我有一个数据框,我需要将其转换为嵌套的json格式。我可以完成一个分组级别,但是我不知道如何进行第二个分组以及在其下的嵌套。
我看了很多不同的示例,但是没有什么能真正吸引我下面发布的示例。
import pandas as pd
data= {'Name': ['TEST01','TEST02'],
'Type': ['Tent','Tent'],
'Address':['123 Happy','456 Happy'],
'City':['Happytown','Happytown'],
'State': ['WA','NY'],
'PostalCode': ['89985','85542'],
'Spot' : ['A','A'],
'SpotAssigment' : ['123','456'],
'Cost': [900,500]
}
df = pd.DataFrame(data)
j = (df.groupby(['Name','Type'])
.apply(lambda x: x[['Address','City', 'State', 'PostalCode']].to_dict('r'))

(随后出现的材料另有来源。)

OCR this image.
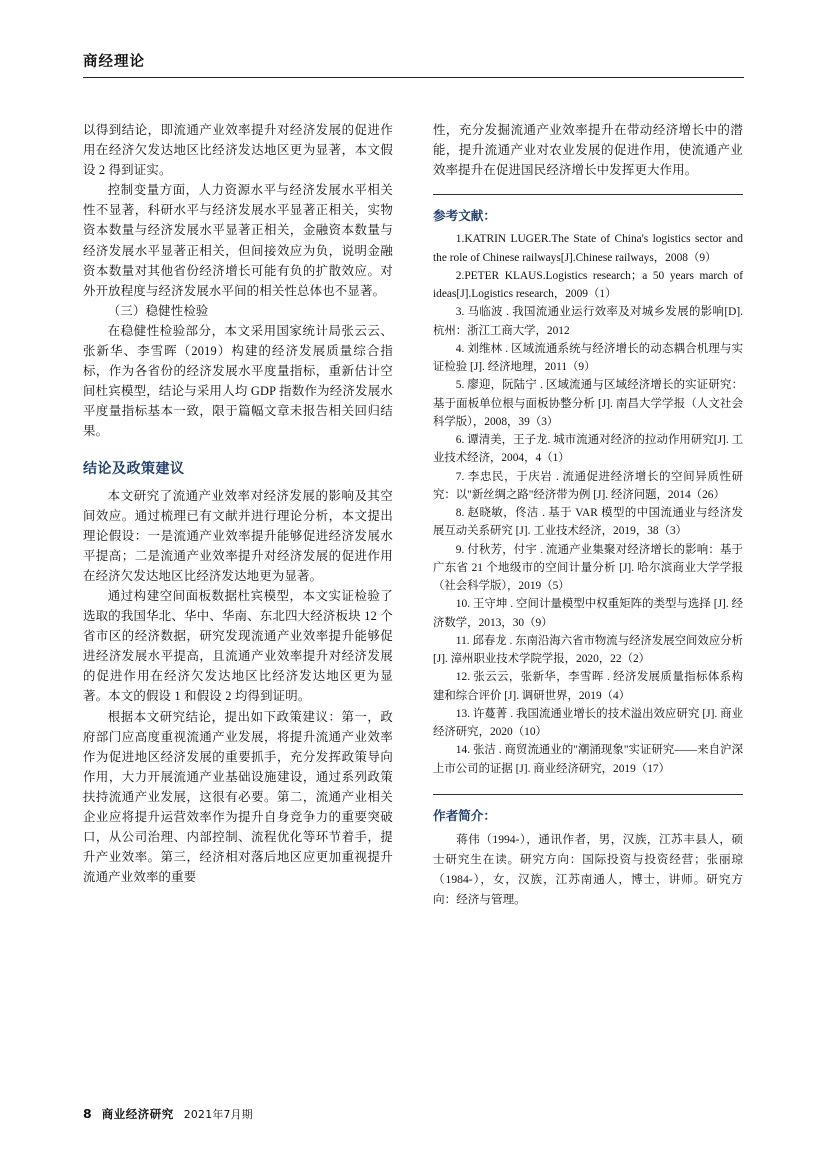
商经理论

以得到结论，即流通产业效率提升对经济发展的促进作用在经济欠发达地区比经济发达地区更为显著，本文假设 2 得到证实。

控制变量方面，人力资源水平与经济发展水平相关性不显著，科研水平与经济发展水平显著正相关，实物资本数量与经济发展水平显著正相关，金融资本数量与经济发展水平显著正相关，但间接效应为负，说明金融资本数量对其他省份经济增长可能有负的扩散效应。对外开放程度与经济发展水平间的相关性总体也不显著。

（三）稳健性检验

在稳健性检验部分，本文采用国家统计局张云云、张新华、李雪晖（2019）构建的经济发展质量综合指标，作为各省份的经济发展水平度量指标，重新估计空间杜宾模型，结论与采用人均 GDP 指数作为经济发展水平度量指标基本一致，限于篇幅文章未报告相关回归结果。

结论及政策建议

本文研究了流通产业效率对经济发展的影响及其空间效应。通过梳理已有文献并进行理论分析，本文提出理论假设：一是流通产业效率提升能够促进经济发展水平提高；二是流通产业效率提升对经济发展的促进作用在经济欠发达地区比经济发达地更为显著。

通过构建空间面板数据杜宾模型，本文实证检验了选取的我国华北、华中、华南、东北四大经济板块 12 个省市区的经济数据，研究发现流通产业效率提升能够促进经济发展水平提高，且流通产业效率提升对经济发展的促进作用在经济欠发达地区比经济发达地区更为显著。本文的假设 1 和假设 2 均得到证明。

根据本文研究结论，提出如下政策建议：第一，政府部门应高度重视流通产业发展，将提升流通产业效率作为促进地区经济发展的重要抓手，充分发挥政策导向作用，大力开展流通产业基础设施建设，通过系列政策扶持流通产业发展，这很有必要。第二，流通产业相关企业应将提升运营效率作为提升自身竞争力的重要突破口，从公司治理、内部控制、流程优化等环节着手，提升产业效率。第三，经济相对落后地区应更加重视提升流通产业效率的重要

性，充分发掘流通产业效率提升在带动经济增长中的潜能，提升流通产业对农业发展的促进作用，使流通产业效率提升在促进国民经济增长中发挥更大作用。

参考文献：

1.KATRIN LUGER.The State of China's logistics sector and the role of Chinese railways[J].Chinese railways，2008（9）

2.PETER KLAUS.Logistics research；a 50 years march of ideas[J].Logistics research，2009（1）

3. 马临波 . 我国流通业运行效率及对城乡发展的影响[D]. 杭州：浙江工商大学，2012

4. 刘维林 . 区域流通系统与经济增长的动态耦合机理与实证检验 [J]. 经济地理，2011（9）

5. 廖迎，阮陆宁 . 区域流通与区域经济增长的实证研究：基于面板单位根与面板协整分析 [J]. 南昌大学学报（人文社会科学版），2008，39（3）

6. 谭清美，王子龙. 城市流通对经济的拉动作用研究[J]. 工业技术经济，2004，4（1）

7. 李忠民，于庆岩 . 流通促进经济增长的空间异质性研究：以"新丝绸之路"经济带为例 [J]. 经济问题，2014（26）

8. 赵晓敏，佟洁 . 基于 VAR 模型的中国流通业与经济发展互动关系研究 [J]. 工业技术经济，2019，38（3）

9. 付秋芳，付宇 . 流通产业集聚对经济增长的影响：基于广东省 21 个地级市的空间计量分析 [J]. 哈尔滨商业大学学报（社会科学版），2019（5）

10. 王守坤 . 空间计量模型中权重矩阵的类型与选择 [J]. 经济数学，2013，30（9）

11. 邱春龙 . 东南沿海六省市物流与经济发展空间效应分析 [J]. 漳州职业技术学院学报，2020，22（2）

12. 张云云，张新华，李雪晖 . 经济发展质量指标体系构建和综合评价 [J]. 调研世界，2019（4）

13. 许蔓菁 . 我国流通业增长的技术溢出效应研究 [J]. 商业经济研究，2020（10）

14. 张洁 . 商贸流通业的"潮涌现象"实证研究——来自沪深上市公司的证据 [J]. 商业经济研究，2019（17）

作者简介：

蒋伟（1994-），通讯作者，男，汉族，江苏丰县人，硕士研究生在读。研究方向：国际投资与投资经营；张丽琼（1984-），女，汉族，江苏南通人，博士，讲师。研究方向：经济与管理。

8 商业经济研究 2021年7月期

.reset_index(name='addresses')
.to_json(orient='records'))
print(json.dumps(json.loads(j), indent=2, sort_keys=True))
我希望它看起来像下面的样子。
[
{
"Name": "TEST01",
"Type": "Tent",
"addresses": [
{
"Address": "123 Happy",
"City": "Happytown",
"PostalCode": "89985",
"State": "WA"
}
],
"spots":[
{"Spot":'A',
"SpotAssignments":[
"SpotAssignment":"123",
"Cost":900
]
}
]
},
{
"Name": "TEST02",
"Type": "Tent",
"addresses": [
{
"Address": "456 Happy",
"City": "Happytown",
"PostalCode": "85542",
"State": "NY"
}
],
"spots":[
{"Spot":'A',
"SpotAssignments":[
"SpotAssignment":"456",
"Cost":500
]
}
]
}
]
尝试这个:
j = (df.groupby(['Name','Type'])
.apply(lambda x: x[['Address','City', 'State', 'PostalCode']].to_dict('r'))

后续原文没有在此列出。